Special to the Mirror-Spectator
Much has been made of the official Turkish reaction to statements made by Pope Francis during his visit to Armenia June 24-26. That hysterical response was as predictable as it was tasteless. One might take due note, but then move on.
The central thrust of the Pope’s visit was not his recognition of the genocide per se but his guidance on the course to follow to overcome the enduring adversary relationship between Armenians and Turkey, and beyond. His appeal to Armenia’s church and political leaders, as well as its people — especially the younger generation — was to mobilize those same spiritual and psychological resources which have made Armenian survival possible to intervene in the cause of peace and justice, not only there but throughout the world.

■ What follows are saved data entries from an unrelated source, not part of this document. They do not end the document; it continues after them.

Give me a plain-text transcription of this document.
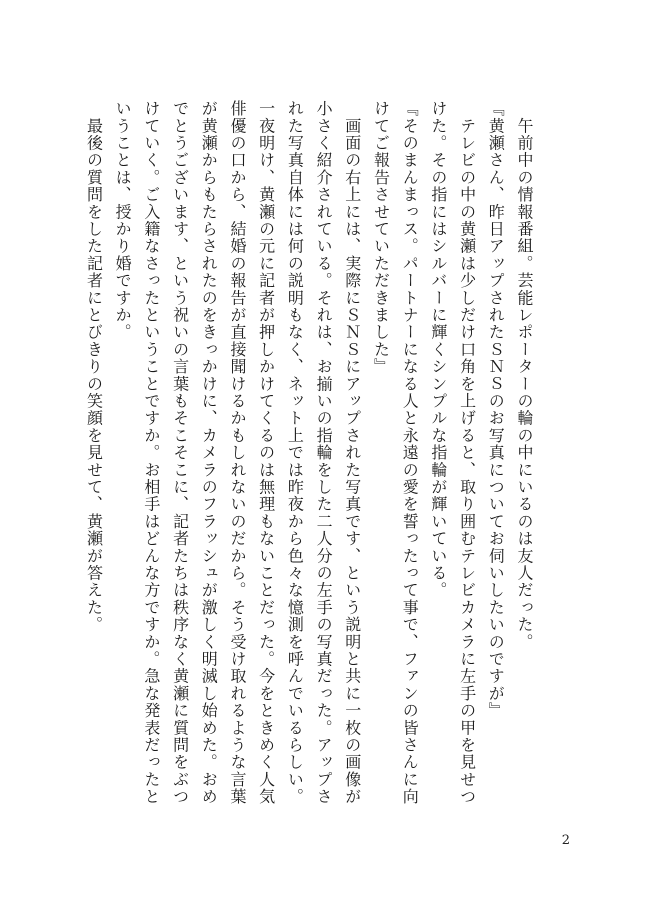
　午前中の情報番組。芸能レポーターの輪の中にいるのは友人だった。

『黄瀬さん、昨日アップされたＳＮＳのお写真についてお伺いしたいのですが』

　テレビの中の黄瀬は少しだけ口角を上げると、取り囲むテレビカメラに左手の甲を見せつけた。その指にはシルバーに輝くシンプルな指輪が輝いている。

『そのまんまっス。パートナーになる人と永遠の愛を誓ったって事で、ファンの皆さんに向けてご報告させていただきました』

　画面の右上には、実際にＳＮＳにアップされた写真です、という説明と共に一枚の画像が小さく紹介されている。それは、お揃いの指輪をした二人分の左手の写真だった。アップされた写真自体には何の説明もなく、ネット上では昨夜から色々な憶測を呼んでいるらしい。一夜明け、黄瀬の元に記者が押しかけてくるのは無理もないことだった。今をときめく人気俳優の口から、結婚の報告が直接聞けるかもしれないのだから。そう受け取れるような言葉が黄瀬からもたらされたのをきっかけに、カメラのフラッシュが激しく明滅し始めた。おめでとうございます、という祝いの言葉もそこそこに、記者たちは秩序なく黄瀬に質問をぶつけていく。ご入籍なさったということですか。お相手はどんな方ですか。急な発表だったということは、授かり婚ですか。

　最後の質問をした記者にとびきりの笑顔を見せて、黄瀬が答えた。

2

Although he is a head of state, it was with his moral authority as a spiritual leader that Pope Francis addressed issues of political import, which constituted a certain challenge to the Armenian people, whether in the Republic of Armenia or the Diaspora. In a video message sent on June 22 to the people of Armenia, and reported on the Vatican radio website, the Pontiff outlined the main themes of his mission. He would make this “visit to the first Christian country,” he said, as a pilgrim, who would “draw on the ancient wisdom of your people and to steep myself in the sources of your faith.” He appealed for perseverance, not to give up “even in the face of the repeated assaults of evil,” and pledged his support for efforts towards peace and reconciliation. In parallel he would seek to fuel the process towards unity of all Christians.
Peace, Reconciliation and Unity
In his entry in the guest book at the Tsitsernakaberd genocide memorial, Pope Francis wrote: “Here I pray with sorrow in my heart, so that a tragedy like this never again occurs, so that humanity will never forget and will know how to defeat evil with good…. May God protect the memory of the Armenian people. Memory should never be watered down or forgotten: memory is the source of peace and the future.”